Bridgess me rejoignit bientôt et s'installa sur son lit en me dévisageant en silence. Elle finit par déclarer :

- Les Gardiens d'une même équipe possède une marque semblable sur la clavicule. Ça nous permet de savoir où se trouvent les membres de notre groupe en toute circonstance... Tu as eu beaucoup de chance aujourd'hui, Laïa... On aurait pu arriver trop tard et tu serais morte durant la nuit. Alors j'en ai discuté avec les autres et nous avons décidé que lorsque tu iras mieux, nous appliquerons la marque sur toi. Tu seras un membre officiel de l'élite.

Mon coeur fit un bond dans ma poitrine et un sourire enchanté naquit sur les lèvres. Mais j'étais si fatiguée que je ne pus que hocher la tête. La Gardienne sourit et se leva avant de disparaître dans la salle de bain. Ma tête se mit alors à tourner et je fermais les yeux, l'esprit bouillant.

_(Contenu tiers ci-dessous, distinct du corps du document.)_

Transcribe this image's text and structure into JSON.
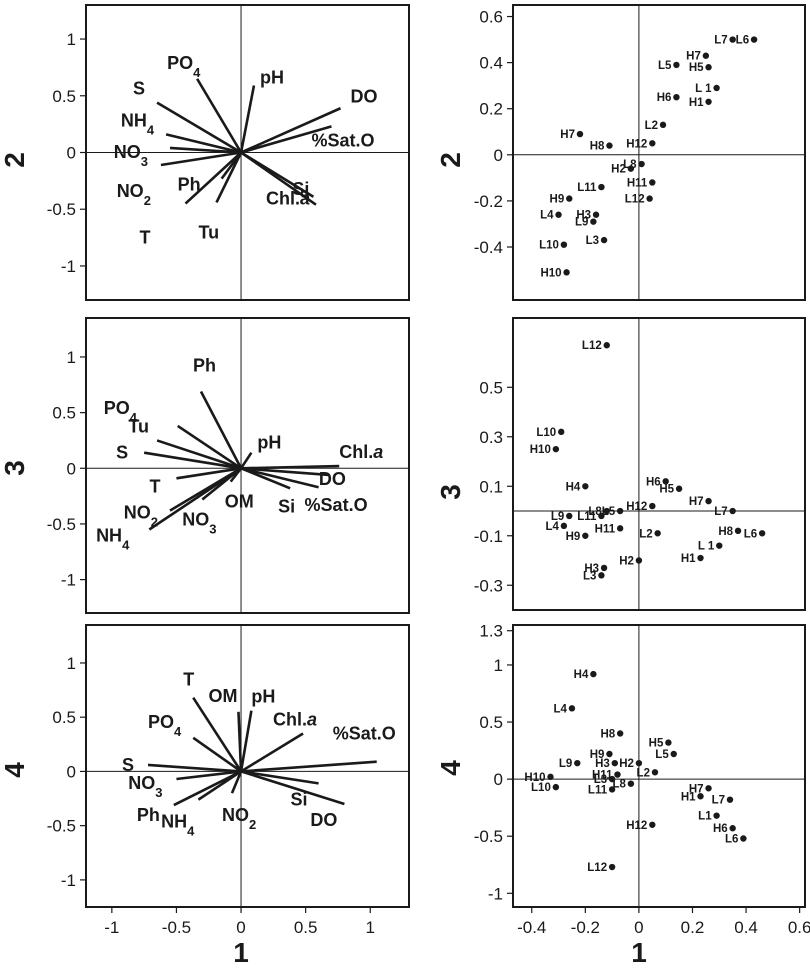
{
  "chart_data": [
    {
      "type": "biplot-loadings",
      "x_axis": "1",
      "y_axis": "2",
      "xlim": [
        -1.2,
        1.3
      ],
      "ylim": [
        -1.3,
        1.3
      ],
      "xticks": [],
      "yticks": [
        1,
        0.5,
        0,
        -0.5,
        -1
      ],
      "ytick_labels": [
        "1",
        "0.5",
        "0",
        "-0.5",
        "-1"
      ],
      "vectors": [
        {
          "label": "PO4",
          "x": -0.34,
          "y": 0.65
        },
        {
          "label": "pH",
          "x": 0.1,
          "y": 0.59
        },
        {
          "label": "DO",
          "x": 0.77,
          "y": 0.39
        },
        {
          "label": "%Sat.O",
          "x": 0.7,
          "y": 0.23
        },
        {
          "label": "S",
          "x": -0.65,
          "y": 0.44
        },
        {
          "label": "NH4",
          "x": -0.58,
          "y": 0.16
        },
        {
          "label": "NO3",
          "x": -0.55,
          "y": 0.04
        },
        {
          "label": "NO2",
          "x": -0.62,
          "y": -0.11
        },
        {
          "label": "Ph",
          "x": -0.15,
          "y": -0.23
        },
        {
          "label": "T",
          "x": -0.43,
          "y": -0.45
        },
        {
          "label": "Tu",
          "x": -0.19,
          "y": -0.44
        },
        {
          "label": "Si",
          "x": 0.56,
          "y": -0.39
        },
        {
          "label": "Chl.a",
          "x": 0.58,
          "y": -0.46
        }
      ]
    },
    {
      "type": "scatter",
      "x_axis": "1",
      "y_axis": "2",
      "xlim": [
        -0.47,
        0.62
      ],
      "ylim": [
        -0.63,
        0.65
      ],
      "xticks": [],
      "yticks": [
        0.6,
        0.4,
        0.2,
        0,
        -0.2,
        -0.4
      ],
      "ytick_labels": [
        "0.6",
        "0.4",
        "0.2",
        "0",
        "-0.2",
        "-0.4"
      ],
      "points": [
        {
          "label": "L7",
          "x": 0.35,
          "y": 0.5
        },
        {
          "label": "L6",
          "x": 0.43,
          "y": 0.5
        },
        {
          "label": "H7",
          "x": 0.25,
          "y": 0.43
        },
        {
          "label": "L5",
          "x": 0.14,
          "y": 0.39
        },
        {
          "label": "H5",
          "x": 0.26,
          "y": 0.38
        },
        {
          "label": "L 1",
          "x": 0.29,
          "y": 0.29
        },
        {
          "label": "H6",
          "x": 0.14,
          "y": 0.25
        },
        {
          "label": "H1",
          "x": 0.26,
          "y": 0.23
        },
        {
          "label": "L2",
          "x": 0.09,
          "y": 0.13
        },
        {
          "label": "H7",
          "x": -0.22,
          "y": 0.09
        },
        {
          "label": "H8",
          "x": -0.11,
          "y": 0.04
        },
        {
          "label": "H12",
          "x": 0.05,
          "y": 0.05
        },
        {
          "label": "L8",
          "x": 0.01,
          "y": -0.04
        },
        {
          "label": "H2",
          "x": -0.03,
          "y": -0.06
        },
        {
          "label": "H11",
          "x": 0.05,
          "y": -0.12
        },
        {
          "label": "L11",
          "x": -0.14,
          "y": -0.14
        },
        {
          "label": "L12",
          "x": 0.04,
          "y": -0.19
        },
        {
          "label": "H9",
          "x": -0.26,
          "y": -0.19
        },
        {
          "label": "L4",
          "x": -0.3,
          "y": -0.26
        },
        {
          "label": "H3",
          "x": -0.16,
          "y": -0.26
        },
        {
          "label": "L9",
          "x": -0.17,
          "y": -0.29
        },
        {
          "label": "L10",
          "x": -0.28,
          "y": -0.39
        },
        {
          "label": "L3",
          "x": -0.13,
          "y": -0.37
        },
        {
          "label": "H10",
          "x": -0.27,
          "y": -0.51
        }
      ]
    },
    {
      "type": "biplot-loadings",
      "x_axis": "1",
      "y_axis": "3",
      "xlim": [
        -1.2,
        1.3
      ],
      "ylim": [
        -1.3,
        1.35
      ],
      "xticks": [],
      "yticks": [
        1,
        0.5,
        0,
        -0.5,
        -1
      ],
      "ytick_labels": [
        "1",
        "0.5",
        "0",
        "-0.5",
        "-1"
      ],
      "vectors": [
        {
          "label": "PO4",
          "x": -0.49,
          "y": 0.38
        },
        {
          "label": "Ph",
          "x": -0.31,
          "y": 0.69
        },
        {
          "label": "Tu",
          "x": -0.65,
          "y": 0.25
        },
        {
          "label": "S",
          "x": -0.75,
          "y": 0.14
        },
        {
          "label": "pH",
          "x": 0.08,
          "y": 0.14
        },
        {
          "label": "Chl.a",
          "x": 0.76,
          "y": 0.02
        },
        {
          "label": "DO",
          "x": 0.68,
          "y": -0.06
        },
        {
          "label": "%Sat.O",
          "x": 0.6,
          "y": -0.17
        },
        {
          "label": "T",
          "x": -0.5,
          "y": -0.09
        },
        {
          "label": "NO2",
          "x": -0.55,
          "y": -0.38
        },
        {
          "label": "NO3",
          "x": -0.3,
          "y": -0.28
        },
        {
          "label": "NH4",
          "x": -0.71,
          "y": -0.55
        },
        {
          "label": "OM",
          "x": -0.08,
          "y": -0.12
        },
        {
          "label": "Si",
          "x": 0.38,
          "y": -0.18
        }
      ]
    },
    {
      "type": "scatter",
      "x_axis": "1",
      "y_axis": "3",
      "xlim": [
        -0.47,
        0.62
      ],
      "ylim": [
        -0.4,
        0.78
      ],
      "xticks": [],
      "yticks": [
        0.5,
        0.3,
        0.1,
        -0.1,
        -0.3
      ],
      "ytick_labels": [
        "0.5",
        "0.3",
        "0.1",
        "-0.1",
        "-0.3"
      ],
      "points": [
        {
          "label": "L12",
          "x": -0.12,
          "y": 0.67
        },
        {
          "label": "L10",
          "x": -0.29,
          "y": 0.32
        },
        {
          "label": "H10",
          "x": -0.31,
          "y": 0.25
        },
        {
          "label": "H4",
          "x": -0.2,
          "y": 0.1
        },
        {
          "label": "H6",
          "x": 0.1,
          "y": 0.12
        },
        {
          "label": "H5",
          "x": 0.15,
          "y": 0.09
        },
        {
          "label": "H7",
          "x": 0.26,
          "y": 0.04
        },
        {
          "label": "H12",
          "x": 0.05,
          "y": 0.02
        },
        {
          "label": "L7",
          "x": 0.35,
          "y": 0.0
        },
        {
          "label": "L9",
          "x": -0.26,
          "y": -0.02
        },
        {
          "label": "L8",
          "x": -0.12,
          "y": 0.0
        },
        {
          "label": "L5",
          "x": -0.07,
          "y": 0.0
        },
        {
          "label": "L4",
          "x": -0.28,
          "y": -0.06
        },
        {
          "label": "L11",
          "x": -0.14,
          "y": -0.02
        },
        {
          "label": "H9",
          "x": -0.2,
          "y": -0.1
        },
        {
          "label": "H11",
          "x": -0.07,
          "y": -0.07
        },
        {
          "label": "L2",
          "x": 0.07,
          "y": -0.09
        },
        {
          "label": "H8",
          "x": 0.37,
          "y": -0.08
        },
        {
          "label": "L6",
          "x": 0.46,
          "y": -0.09
        },
        {
          "label": "L 1",
          "x": 0.3,
          "y": -0.14
        },
        {
          "label": "H3",
          "x": -0.13,
          "y": -0.23
        },
        {
          "label": "H2",
          "x": 0.0,
          "y": -0.2
        },
        {
          "label": "L3",
          "x": -0.14,
          "y": -0.26
        },
        {
          "label": "H1",
          "x": 0.23,
          "y": -0.19
        }
      ]
    },
    {
      "type": "biplot-loadings",
      "x_axis": "1",
      "y_axis": "4",
      "xlim": [
        -1.2,
        1.3
      ],
      "ylim": [
        -1.25,
        1.35
      ],
      "xticks": [
        -1,
        -0.5,
        0,
        0.5,
        1
      ],
      "xtick_labels": [
        "-1",
        "-0.5",
        "0",
        "0.5",
        "1"
      ],
      "yticks": [
        1,
        0.5,
        0,
        -0.5,
        -1
      ],
      "ytick_labels": [
        "1",
        "0.5",
        "0",
        "-0.5",
        "-1"
      ],
      "vectors": [
        {
          "label": "T",
          "x": -0.37,
          "y": 0.68
        },
        {
          "label": "OM",
          "x": -0.02,
          "y": 0.55
        },
        {
          "label": "pH",
          "x": 0.08,
          "y": 0.56
        },
        {
          "label": "Chl.a",
          "x": 0.48,
          "y": 0.35
        },
        {
          "label": "%Sat.O",
          "x": 1.05,
          "y": 0.09
        },
        {
          "label": "PO4",
          "x": -0.37,
          "y": 0.31
        },
        {
          "label": "S",
          "x": -0.72,
          "y": 0.06
        },
        {
          "label": "Si",
          "x": 0.6,
          "y": -0.11
        },
        {
          "label": "DO",
          "x": 0.8,
          "y": -0.3
        },
        {
          "label": "NO3",
          "x": -0.5,
          "y": -0.07
        },
        {
          "label": "Ph",
          "x": -0.52,
          "y": -0.31
        },
        {
          "label": "NH4",
          "x": -0.33,
          "y": -0.26
        },
        {
          "label": "NO2",
          "x": -0.07,
          "y": -0.2
        }
      ]
    },
    {
      "type": "scatter",
      "x_axis": "1",
      "y_axis": "4",
      "xlim": [
        -0.47,
        0.62
      ],
      "ylim": [
        -1.12,
        1.35
      ],
      "xticks": [
        -0.4,
        -0.2,
        0,
        0.2,
        0.4,
        0.6
      ],
      "xtick_labels": [
        "-0.4",
        "-0.2",
        "0",
        "0.2",
        "0.4",
        "0.6"
      ],
      "yticks": [
        1.3,
        1,
        0.5,
        0,
        -0.5,
        -1
      ],
      "ytick_labels": [
        "1.3",
        "1",
        "0.5",
        "0",
        "-0.5",
        "-1"
      ],
      "points": [
        {
          "label": "H4",
          "x": -0.17,
          "y": 0.92
        },
        {
          "label": "L4",
          "x": -0.25,
          "y": 0.62
        },
        {
          "label": "H5",
          "x": 0.11,
          "y": 0.32
        },
        {
          "label": "L5",
          "x": 0.13,
          "y": 0.22
        },
        {
          "label": "H8",
          "x": -0.07,
          "y": 0.4
        },
        {
          "label": "H9",
          "x": -0.11,
          "y": 0.22
        },
        {
          "label": "H3",
          "x": -0.09,
          "y": 0.14
        },
        {
          "label": "L9",
          "x": -0.23,
          "y": 0.14
        },
        {
          "label": "H2",
          "x": 0.0,
          "y": 0.14
        },
        {
          "label": "L2",
          "x": 0.06,
          "y": 0.06
        },
        {
          "label": "H10",
          "x": -0.33,
          "y": 0.02
        },
        {
          "label": "L10",
          "x": -0.31,
          "y": -0.07
        },
        {
          "label": "L3",
          "x": -0.1,
          "y": 0.0
        },
        {
          "label": "H11",
          "x": -0.08,
          "y": 0.04
        },
        {
          "label": "L11",
          "x": -0.1,
          "y": -0.09
        },
        {
          "label": "L8",
          "x": -0.03,
          "y": -0.04
        },
        {
          "label": "H7",
          "x": 0.26,
          "y": -0.08
        },
        {
          "label": "H1",
          "x": 0.23,
          "y": -0.15
        },
        {
          "label": "L7",
          "x": 0.34,
          "y": -0.18
        },
        {
          "label": "L1",
          "x": 0.29,
          "y": -0.32
        },
        {
          "label": "H6",
          "x": 0.35,
          "y": -0.43
        },
        {
          "label": "L6",
          "x": 0.39,
          "y": -0.52
        },
        {
          "label": "H12",
          "x": 0.05,
          "y": -0.4
        },
        {
          "label": "L12",
          "x": -0.1,
          "y": -0.77
        }
      ]
    }
  ],
  "row_labels": [
    "2",
    "3",
    "4"
  ],
  "column_labels": [
    "1",
    "1"
  ]
}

J'avais faillis mourir aujourd'hui. Tuée par un démon, alors que la veille encore je pensais qu'il n'y en avait pas à Éden. Je serais morte noyée, loin de ma famille. Ma grand mère me manquait, Lewis me manquait, même les attitudes désintéressées de mon père me manquaient. Mais ce soir, Bridgess m'avait dit qu'elle souhaitait que je rejoigne l'élite. Moi, faire partit de l'élite ! J'accomplissais mon plus grand rêve. Alors je me répétais que demain serait un jour meilleur.